I love 3×5 cards and use them for everything. For White Wolf, Spirit of the Century games, and low level D&D games, I was able to boil NPCs and monsters down to a 3×5 card.
For Spirit of the Century, 3×5 cards are great for scenes, particularly for listing Aspects that can be assigned to typical zones within an overall setting. (So for a 1920s lively market town, I had port-wide Aspects listed, from which I drew/extrapolated specific Aspects for individual scenes and zones within scenes.)
One useful trick: hole punch the corner of your NPC index cards and group them with binder ring clips. Keeps them in a consistent order, organizable by ring [monsters, NPCs, scenes, etc.], and you can always open the ring and spread out NPCs/monsters during a fight.
Looks like I’m heading to grab some index cards then. I’m all about keeping the workload light, and everyone seems to think that they’re the way to do this.
Luckily, my note taking and written plans are always pretty spartan so I’m used to thinking on my feet already.
I wrote this article, and wanted to add that since writing it another person in my group wanted to DM, and has started to embrace a lot of the techniques I used as well.
Also, I planned an entire dungeon crawl using these techniques. It was my first dungeon, and I found that trying to plan a dungeon on index cards was problematic. I wound up with way too many cards to keep track of.
I bet a laptop plus Scrivener would reign things in enough to make running a dungeon crawl using mainly index cards workable. More options, nothing to shuffle or drop or mix up, etc.
I’m glad you like the cards; they really got me out from behind the computer screen and back into interacting with the players.

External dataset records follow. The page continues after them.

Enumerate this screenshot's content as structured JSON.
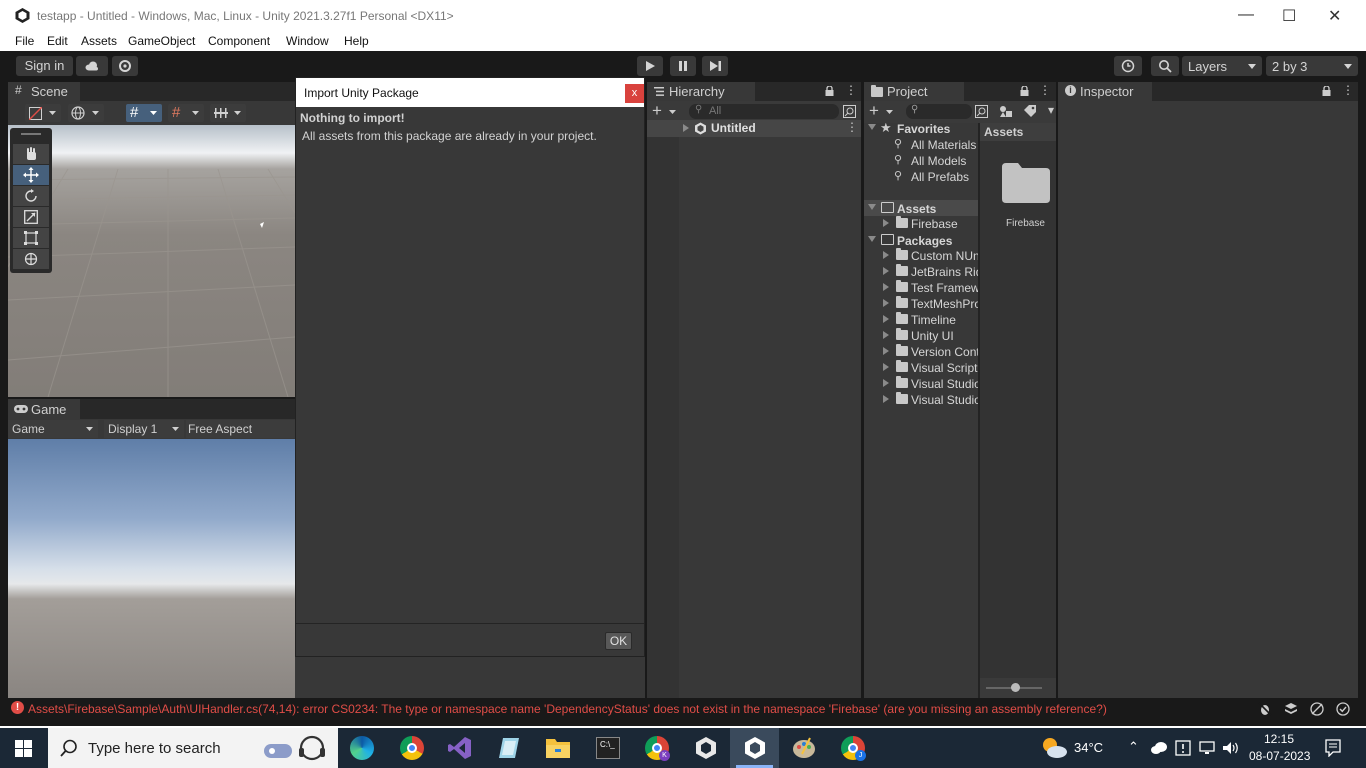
{
  "window": {
    "title": "testapp - Untitled - Windows, Mac, Linux - Unity 2021.3.27f1 Personal <DX11>",
    "minimize": "—",
    "maximize": "☐",
    "close": "✕"
  },
  "menu": [
    "File",
    "Edit",
    "Assets",
    "GameObject",
    "Component",
    "Window",
    "Help"
  ],
  "toolbar": {
    "sign_in": "Sign in",
    "layers": "Layers",
    "layout": "2 by 3"
  },
  "scene": {
    "tab": "Scene"
  },
  "game": {
    "tab": "Game",
    "view_select": "Game",
    "display_select": "Display 1",
    "aspect_select": "Free Aspect"
  },
  "dialog": {
    "title": "Import Unity Package",
    "close_label": "x",
    "heading": "Nothing to import!",
    "message": "All assets from this package are already in your project.",
    "ok_label": "OK"
  },
  "hierarchy": {
    "tab": "Hierarchy",
    "search_placeholder": "All",
    "root": "Untitled"
  },
  "project": {
    "tab": "Project",
    "favorites_label": "Favorites",
    "favorites": [
      "All Materials",
      "All Models",
      "All Prefabs"
    ],
    "assets_label": "Assets",
    "assets_children": [
      "Firebase"
    ],
    "packages_label": "Packages",
    "packages": [
      "Custom NUnit",
      "JetBrains Rider",
      "Test Framework",
      "TextMeshPro",
      "Timeline",
      "Unity UI",
      "Version Control",
      "Visual Scripting",
      "Visual Studio",
      "Visual Studio"
    ],
    "right_header": "Assets",
    "right_items": [
      "Firebase"
    ]
  },
  "inspector": {
    "tab": "Inspector"
  },
  "console": {
    "error": "Assets\\Firebase\\Sample\\Auth\\UIHandler.cs(74,14): error CS0234: The type or namespace name 'DependencyStatus' does not exist in the namespace 'Firebase' (are you missing an assembly reference?)"
  },
  "taskbar": {
    "search_placeholder": "Type here to search",
    "weather": "34°C",
    "time": "12:15",
    "date": "08-07-2023"
  },
  "colors": {
    "accent": "#3a79bb",
    "error": "#e04d47",
    "panel": "#383838",
    "taskbar": "#1b2836"
  }
}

I did a dungeon crawl on index cards plus a few sheets of graph paper. A rough copy of the dungeon level was scrawled on one card, and basically looked like lines connecting numbers. Each numbered room had a card that listed what was in it. Each trap and type of critter had a card, too. As the party maneuvered, I’d grab the cards for Room 5, Orcs, and Pit Trap, and get ready…
Misusing Scrivener is a great way to discover what a real point-in-time virtual index card manager and browser should look like.

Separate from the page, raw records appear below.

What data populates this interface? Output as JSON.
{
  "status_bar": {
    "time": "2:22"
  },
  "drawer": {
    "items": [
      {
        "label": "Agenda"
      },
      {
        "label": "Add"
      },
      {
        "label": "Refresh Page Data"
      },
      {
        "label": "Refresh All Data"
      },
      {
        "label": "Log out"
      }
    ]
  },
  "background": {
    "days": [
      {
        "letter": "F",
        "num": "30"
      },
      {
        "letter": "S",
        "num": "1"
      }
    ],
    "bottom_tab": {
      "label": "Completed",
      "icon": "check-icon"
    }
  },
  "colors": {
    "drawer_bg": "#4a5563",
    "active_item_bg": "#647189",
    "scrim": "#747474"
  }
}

But I agree with Martin here. Scrivener is a great tool for the GM even if you don’t take a laptop to the table, especially if you have over-arching plotlines and recurring NPCs to keep track of. I join the chorus of people urging everyone to take a look at it.

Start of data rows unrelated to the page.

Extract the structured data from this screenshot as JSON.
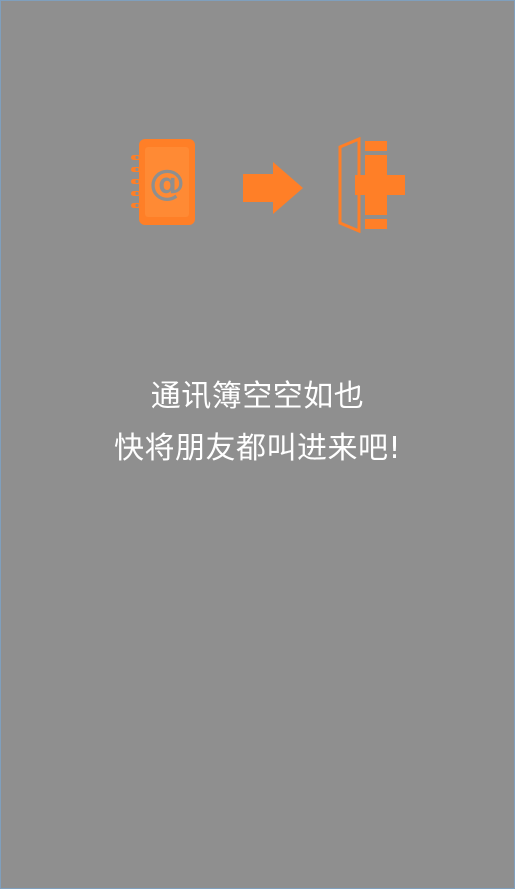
{
  "icons": {
    "address_book": "address-book-icon",
    "arrow": "arrow-right-icon",
    "destination": "door-plus-icon"
  },
  "colors": {
    "background": "#8f8f8f",
    "accent": "#ff7f27",
    "text": "#ffffff",
    "border": "#7f9fbd"
  },
  "empty_state": {
    "line1": "通讯簿空空如也",
    "line2": "快将朋友都叫进来吧!"
  }
}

Well obviously I must be a strange bird, and opposite to you in regards to the fact that I love game prep, I really do. To the point that I’ve become a 3PP for Pathfinder so I can design my own published adventures and supplements. I’d rather quit my day job and just do game prep – if I could live on it.
I use laminated cards with brief detail on each PC, NPC and mosnter stacked in initiative order, so I just glance at the top of the stack and see whose going next. Then put that card to the bottom, and the next person’s initiative is current.
I use 3×5 cards for some things, and keep copious notes in a notebook.
Sometimes I completely detail several playing sessions only to discover not being able to run them for one reason or another, and then it becomes ready use materail for a possible adventure publication.
Really every private game session I prepare, potential could be a publishable product – so I maintain great detail on my game prep.
I use Evernote which allows me to jot down prep pretty much everywhere I happen to be. I can work on my phone, on my lunch break at work, at home on a laptop, whatever. It’s all synced in a central place. At the table I reference the notes on an iPad. Interestingly, my notes are electronic but they’re little more than virtual index cards.